Short-term & long-term gains
Capital gains could be long-term or short-term . Capital assets are classified as long-term or short-term with reference to the period of holding of such assets.
In case a house property is held for not more than 36 months from the date of its transfer, the gain arising from the same would be treated as a short-term capital gain. Such a gain would be liable to tax at normal income-tax rates applicable to the tax payer.

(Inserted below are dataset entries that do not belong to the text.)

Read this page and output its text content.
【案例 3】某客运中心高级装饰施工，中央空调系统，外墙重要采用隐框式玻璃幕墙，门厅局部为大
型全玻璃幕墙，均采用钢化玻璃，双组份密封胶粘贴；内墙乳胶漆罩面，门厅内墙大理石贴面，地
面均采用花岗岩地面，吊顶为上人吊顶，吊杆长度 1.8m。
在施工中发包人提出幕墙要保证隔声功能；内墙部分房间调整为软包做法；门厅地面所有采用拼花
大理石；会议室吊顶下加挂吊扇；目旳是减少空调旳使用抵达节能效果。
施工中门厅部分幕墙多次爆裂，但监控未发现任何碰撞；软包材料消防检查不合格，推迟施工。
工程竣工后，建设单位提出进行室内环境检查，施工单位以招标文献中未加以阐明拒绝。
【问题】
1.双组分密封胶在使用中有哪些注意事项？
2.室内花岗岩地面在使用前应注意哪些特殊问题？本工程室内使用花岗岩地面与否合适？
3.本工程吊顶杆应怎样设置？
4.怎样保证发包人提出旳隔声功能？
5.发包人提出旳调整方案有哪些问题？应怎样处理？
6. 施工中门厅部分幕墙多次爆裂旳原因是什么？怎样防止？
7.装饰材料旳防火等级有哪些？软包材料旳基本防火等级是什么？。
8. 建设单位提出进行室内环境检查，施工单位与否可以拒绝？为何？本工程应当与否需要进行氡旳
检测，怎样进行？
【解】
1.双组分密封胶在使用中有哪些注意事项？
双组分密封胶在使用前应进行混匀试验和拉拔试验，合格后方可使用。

Therefore, for an individual tax payer in the highest tax slab rate, the short-term capital gain would be taxable @ 30%, plus education cess.
However, if such a property is held for more than 36 months and sold subsequently, the gain arising from there would be treated as a long-term capital gain and subject to tax @20%, plus education cess.
Such a long-term capital gain would also enjoy the benefit of indexation, ie, the cost of such a house property would be increased with reference to the cost inflation index.
The I-T Act, provides tax breaks for long-term capital gains invested in specified avenues.
The new property should be bought within a year before or two years after the date of such transfer.
Also, such long-term capital gains could be invested to construct a new house property within three years from the date of sale.
In case the individual does not want to invest immediately and wants to buy/construct the other house later, he also has an option of keeping the funds in a specified capital gains scheme with a bank from which the funds could be specifically utilised for acquiring the other house, subject to conditions.
In respect to these bonds, the investment limit is restricted up to Rs 50 lakh during any financial year.